Chi è che ha militato in Squirrel Bait, Bastro, Bitch Magnet, Gastr Del Sol? Che vanta di una carriera trentennale fatta di decine di collaborazioni? Che insegna composizione all'Art Institute Of Chicago? Semplice: David Grubbs. Il chitarrista/polistrumentista di Louisville, partito dai furori dell'hardcore, passato per una visione del rock tipicamente post, sembra ora approdato ad una musica più intimista, che ha trovato spazio nella lunga e felice scia dei suoi lavori da solista.

"The Thicket" è la seconda uscita a titolo David Grubbs, pubblicata nel 1998 per la Drag City Records.

Quest'opera è caratterizzata da un bipolarimo palese. La musica country e le orchestrine jazz da un lato, la musica d'avanguardia, la passione per il suono in sè, dall'altra. La maestria del Nostro si manifesta, in primo luogo, in fase compositiva. Rispetto a musicisti dall'analogo background artistico, Grubbs affronta la melodia senza alcun pudore, dimostrando, così, grande maturità artistica; i risultati non sono mai banali, dando vita a splendide canzoni che intervallano momenti riflessivi ad altri più frizzanti, in un alternarsi altamente dinamico che difficilmente annoierà l'ascoltatore.

Un altro punto di forza del disco sono gli arrangiamenti, molto ricchi e fantasiosi. Banjo, tromba e violino sono solo alcuni degli strumenti utilizzati in fase di registrazione, anche se il vestito finale dei brani risulta sobrio, ben calibrato e mai pomposo. Questo, come più in generale il valore e la bellezza di questo lavoro, è dovuto soprattutto alla partecipazione di un combo di musicisti straordinari. Il maestro di Louisville chiama a sè alcuni dei più validi talenti del panorama musicale "alternative", molto eterogeneii per età anagrafica e passato artistico; musicisti che, oltre ad essere virtuosi dello strumento, hanno imparato ad apprezzare il valore della pausa, del silenzio, momento, non antagonista al suono, che accresce e sanziona la bellezza e la essenzialità della parte suonata stessa. Impossibile non citare John McEntire alla batteria e il leggendario Tony Conrad al violino. Le singole composizioni risultano, dunque, brillanti e leggere, lontano dalle scorie onanistiche di alcuni artisti post.

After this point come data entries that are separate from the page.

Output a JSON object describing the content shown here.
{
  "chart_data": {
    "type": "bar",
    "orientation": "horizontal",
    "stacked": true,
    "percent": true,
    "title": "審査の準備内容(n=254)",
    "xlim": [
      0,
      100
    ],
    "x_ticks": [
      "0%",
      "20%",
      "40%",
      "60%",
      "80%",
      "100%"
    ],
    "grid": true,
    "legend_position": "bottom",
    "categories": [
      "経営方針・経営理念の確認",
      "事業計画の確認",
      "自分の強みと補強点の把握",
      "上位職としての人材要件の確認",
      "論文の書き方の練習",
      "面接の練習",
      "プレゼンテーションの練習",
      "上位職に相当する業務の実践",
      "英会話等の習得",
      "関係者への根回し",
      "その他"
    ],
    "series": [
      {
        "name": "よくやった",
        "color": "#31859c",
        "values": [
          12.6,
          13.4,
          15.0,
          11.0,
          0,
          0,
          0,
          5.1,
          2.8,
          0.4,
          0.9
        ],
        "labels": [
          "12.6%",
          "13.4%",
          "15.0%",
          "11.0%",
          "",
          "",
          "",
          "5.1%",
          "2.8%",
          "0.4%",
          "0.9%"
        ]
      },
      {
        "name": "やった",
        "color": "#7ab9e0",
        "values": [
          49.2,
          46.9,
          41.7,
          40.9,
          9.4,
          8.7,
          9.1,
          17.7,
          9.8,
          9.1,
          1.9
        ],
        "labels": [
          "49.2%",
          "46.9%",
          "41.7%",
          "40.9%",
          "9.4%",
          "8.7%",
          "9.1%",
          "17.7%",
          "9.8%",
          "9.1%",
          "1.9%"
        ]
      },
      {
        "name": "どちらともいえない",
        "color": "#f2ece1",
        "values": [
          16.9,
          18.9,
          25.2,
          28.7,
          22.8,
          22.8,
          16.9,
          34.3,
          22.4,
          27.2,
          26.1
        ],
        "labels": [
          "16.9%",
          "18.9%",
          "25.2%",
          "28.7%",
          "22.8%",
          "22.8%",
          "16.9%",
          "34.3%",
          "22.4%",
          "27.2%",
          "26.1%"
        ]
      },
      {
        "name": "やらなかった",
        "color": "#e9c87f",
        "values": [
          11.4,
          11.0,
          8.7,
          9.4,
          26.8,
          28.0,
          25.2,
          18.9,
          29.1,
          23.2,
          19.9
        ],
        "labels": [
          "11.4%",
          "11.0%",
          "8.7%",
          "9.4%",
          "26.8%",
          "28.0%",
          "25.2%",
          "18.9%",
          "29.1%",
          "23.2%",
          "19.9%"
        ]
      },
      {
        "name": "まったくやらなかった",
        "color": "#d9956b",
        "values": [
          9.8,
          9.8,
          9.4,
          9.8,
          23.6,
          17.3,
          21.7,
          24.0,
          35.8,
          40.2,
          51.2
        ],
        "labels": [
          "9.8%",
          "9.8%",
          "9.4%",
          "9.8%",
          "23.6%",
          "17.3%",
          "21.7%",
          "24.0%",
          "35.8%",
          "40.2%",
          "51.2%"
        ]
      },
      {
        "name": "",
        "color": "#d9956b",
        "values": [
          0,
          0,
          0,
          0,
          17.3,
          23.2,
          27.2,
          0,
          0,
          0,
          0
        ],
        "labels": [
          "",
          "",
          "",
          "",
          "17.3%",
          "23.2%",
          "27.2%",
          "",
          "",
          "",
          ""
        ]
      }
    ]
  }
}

Il vero valore aggiunto dell'opera, infine, sta nel miracolo di equilibrismo tra i generi compiuto dal nostro chitarrista. Seppur abbiamo sottolineato, in prima battuta, una dicotomia musciale accentuata, la stessa, paradossalmente, non scalfisce l'omogeneità del disco. Grubbs riesce a conciliare elementi apparentemente inconciliabili con grande perizia, restituendoci una visione complessiva dell'opera che incanta e che si presenta, insieme, accesibile e complessa, tanto da regalare qualcosa di nuovo ad ogni, ulteriore, ascolto.

"The Thicket" risulta, per gli elementi sopra citati, un vero capolavoro, da gustare i ogni suo elemento con la dovuta dose di pazienza. E', inoltre, un ottimo punto di partenza qualora vogliate approcciarvi alla discografia di David Grubbs, proprio perchè caratterizzato da una alchimia delle passioni musicali del Nostro che difficilmente troverete in altri, pur validi, lavori.